I'm adding some more debugging info to the checking code. However, there should be some useful info in launcher.log already. It reports details on the current JVM, like so:

2013/01/11 17:04:52:326 INFO m.a: ------------------ VM Info ------------------
2013/01/11 17:04:52:328 INFO m.a: -- OS Name: Mac OS X
2013/01/11 17:04:52:328 INFO m.a: -- OS Arch: i386
2013/01/11 17:04:52:328 INFO m.a: -- OS Vers: 10.8.2
2013/01/11 17:04:52:328 INFO m.a: -- Java Vers: 1.6.0_37
2013/01/11 17:04:52:328 INFO m.a: -- Java Home: /System/Library/Java/JavaVirtualMachines/1.6.0.jdk/Contents/Home
2013/01/11 17:04:52:328 INFO m.a: -- User Name: mdb
2013/01/11 17:04:52:328 INFO m.a: -- User Home: /Users/mdb
2013/01/11 17:04:52:328 INFO m.a: -- Cur dir: /Users/mdb/Desktop/Dev Puzzle Pirates.app/Contents/Resources/Java
2013/01/11 17:04:52:328 INFO m.a: ---------------------------------------------

So you should be able to look at the "Java Vers" line to get some idea of what the code will be doing.

Another thing I noticed when looking at the code, right now Getdown currently assumes that if a JVM has been downloaded and unpacked locally, it is the correct version.

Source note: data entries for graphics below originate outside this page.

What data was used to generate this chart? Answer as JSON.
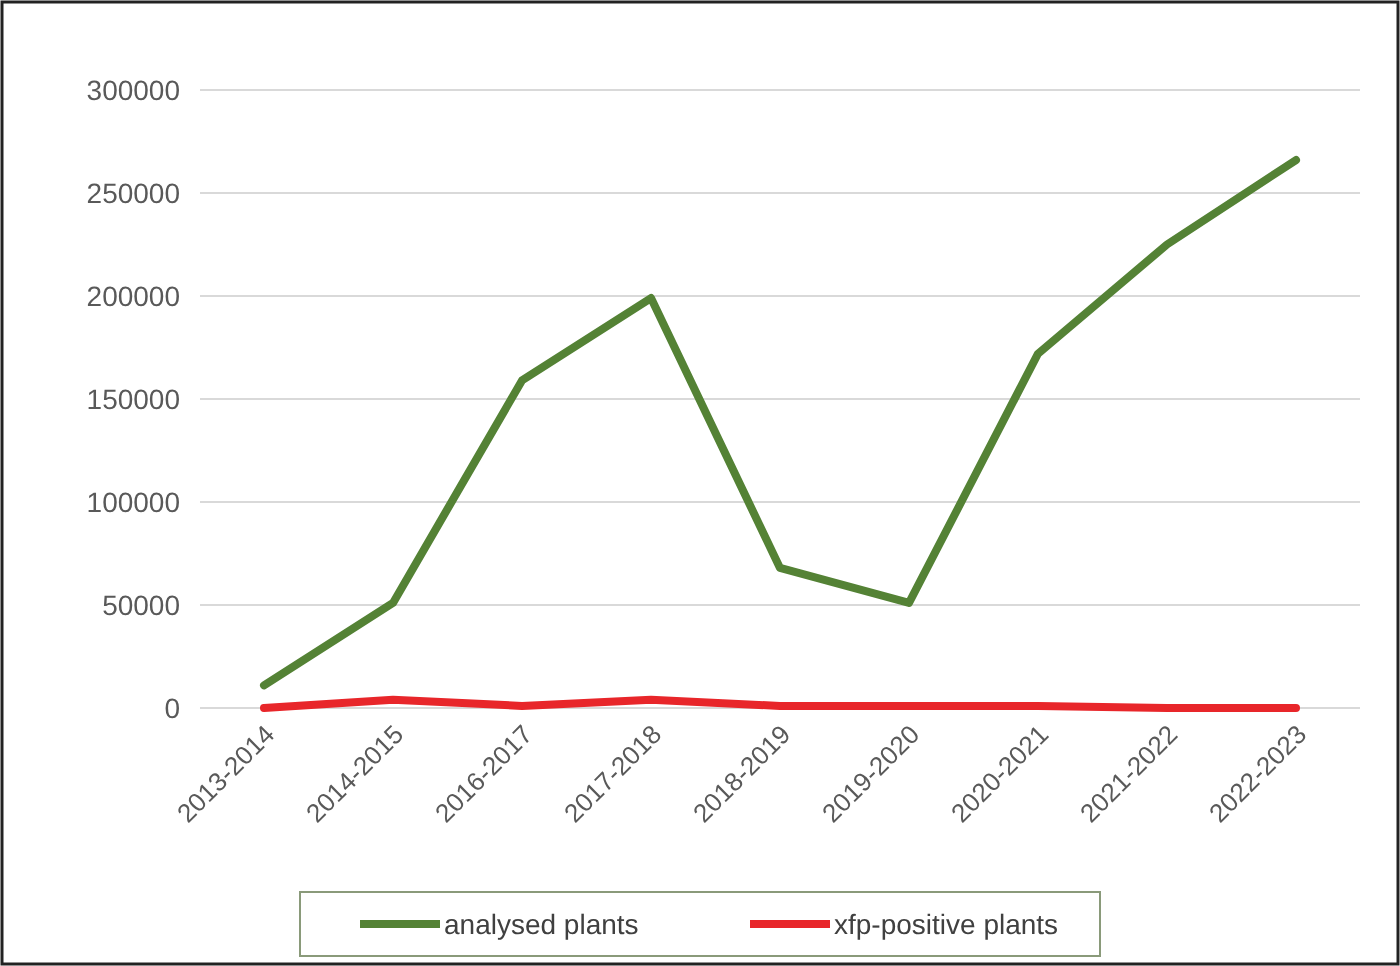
{
  "chart_data": {
    "type": "line",
    "categories": [
      "2013-2014",
      "2014-2015",
      "2016-2017",
      "2017-2018",
      "2018-2019",
      "2019-2020",
      "2020-2021",
      "2021-2022",
      "2022-2023"
    ],
    "series": [
      {
        "name": "analysed plants",
        "color": "#548235",
        "values": [
          11000,
          51000,
          159000,
          199000,
          68000,
          51000,
          172000,
          225000,
          266000
        ]
      },
      {
        "name": "xfp-positive plants",
        "color": "#e8262a",
        "values": [
          0,
          4000,
          1000,
          4000,
          1000,
          1000,
          1000,
          0,
          0
        ]
      }
    ],
    "ylim": [
      0,
      300000
    ],
    "yticks": [
      0,
      50000,
      100000,
      150000,
      200000,
      250000,
      300000
    ],
    "grid": "y",
    "legend": "bottom",
    "marker": "none",
    "line_style": "solid"
  }
}
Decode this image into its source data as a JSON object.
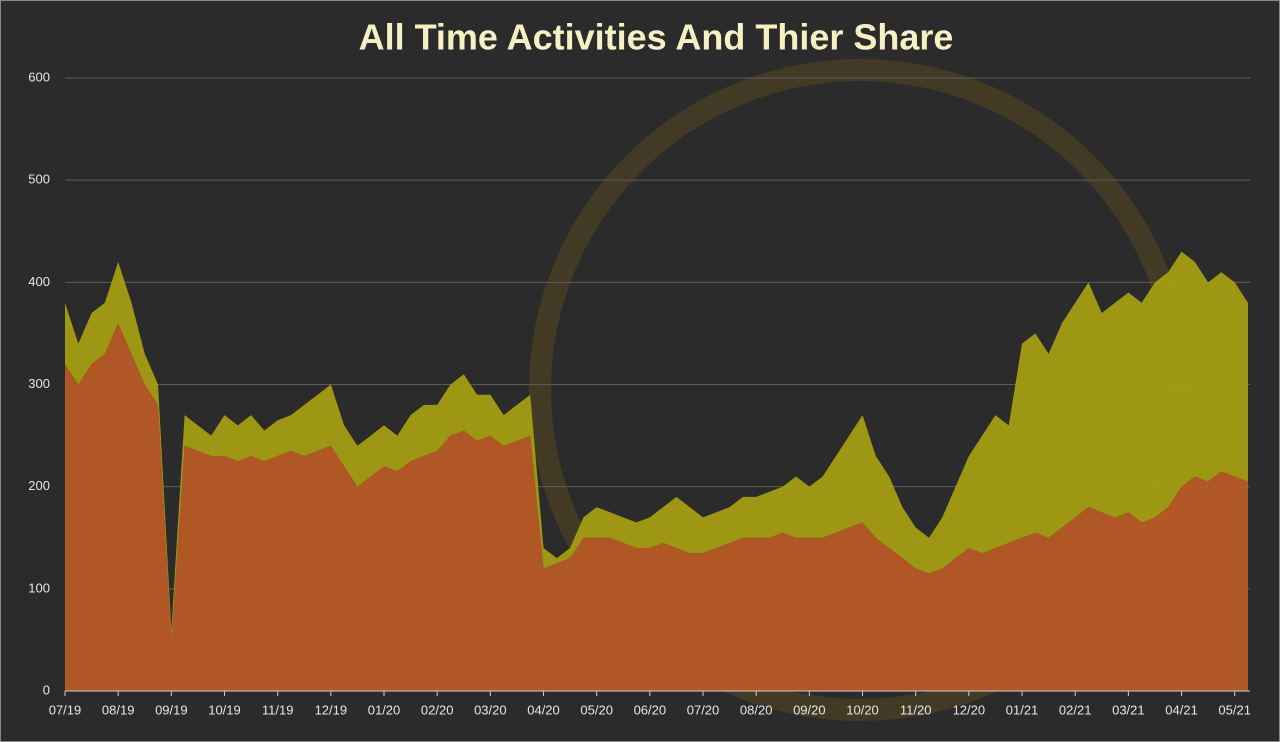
{
  "chart_data": {
    "type": "stacked_area",
    "title": "All Time Activities And Thier Share",
    "categories": [
      "07/19",
      null,
      null,
      null,
      "08/19",
      null,
      null,
      null,
      "09/19",
      null,
      null,
      null,
      "10/19",
      null,
      null,
      null,
      "11/19",
      null,
      null,
      null,
      "12/19",
      null,
      null,
      null,
      "01/20",
      null,
      null,
      null,
      "02/20",
      null,
      null,
      null,
      "03/20",
      null,
      null,
      null,
      "04/20",
      null,
      null,
      null,
      "05/20",
      null,
      null,
      null,
      "06/20",
      null,
      null,
      null,
      "07/20",
      null,
      null,
      null,
      "08/20",
      null,
      null,
      null,
      "09/20",
      null,
      null,
      null,
      "10/20",
      null,
      null,
      null,
      "11/20",
      null,
      null,
      null,
      "12/20",
      null,
      null,
      null,
      "01/21",
      null,
      null,
      null,
      "02/21",
      null,
      null,
      null,
      "03/21",
      null,
      null,
      null,
      "04/21",
      null,
      null,
      null,
      "05/21",
      null
    ],
    "series": [
      {
        "color": "#b85a26",
        "values": [
          320,
          300,
          320,
          330,
          360,
          330,
          300,
          280,
          50,
          240,
          235,
          230,
          230,
          225,
          230,
          225,
          230,
          235,
          230,
          235,
          240,
          220,
          200,
          210,
          220,
          215,
          225,
          230,
          235,
          250,
          255,
          245,
          250,
          240,
          245,
          250,
          120,
          125,
          130,
          150,
          150,
          150,
          145,
          140,
          140,
          145,
          140,
          135,
          135,
          140,
          145,
          150,
          150,
          150,
          155,
          150,
          150,
          150,
          155,
          160,
          165,
          150,
          140,
          130,
          120,
          115,
          120,
          130,
          140,
          135,
          140,
          145,
          150,
          155,
          150,
          160,
          170,
          180,
          175,
          170,
          175,
          165,
          170,
          180,
          200,
          210,
          205,
          215,
          210,
          205
        ]
      },
      {
        "color": "#a39d12",
        "values": [
          60,
          40,
          50,
          50,
          60,
          50,
          30,
          20,
          10,
          30,
          25,
          20,
          40,
          35,
          40,
          30,
          35,
          35,
          50,
          55,
          60,
          40,
          40,
          40,
          40,
          35,
          45,
          50,
          45,
          50,
          55,
          45,
          40,
          30,
          35,
          40,
          20,
          5,
          10,
          20,
          30,
          25,
          25,
          25,
          30,
          35,
          50,
          45,
          35,
          35,
          35,
          40,
          40,
          45,
          45,
          60,
          50,
          60,
          75,
          90,
          105,
          80,
          70,
          50,
          40,
          35,
          50,
          70,
          90,
          115,
          130,
          115,
          190,
          195,
          180,
          200,
          210,
          220,
          195,
          210,
          215,
          215,
          230,
          230,
          230,
          210,
          195,
          195,
          190,
          175
        ]
      }
    ],
    "ylim": [
      0,
      600
    ],
    "yticks": [
      0,
      100,
      200,
      300,
      400,
      500,
      600
    ],
    "grid": true
  }
}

There's a note in there indicating that we should still check the version of the unpacked JVM, but that is not yet implemented.

So if you previously specified that you needed JVM version A, and then later bumped it up to B, Getdown will not properly upgrade the JVM. That may be causing trouble for you.

I'm going to look into fixing that code now.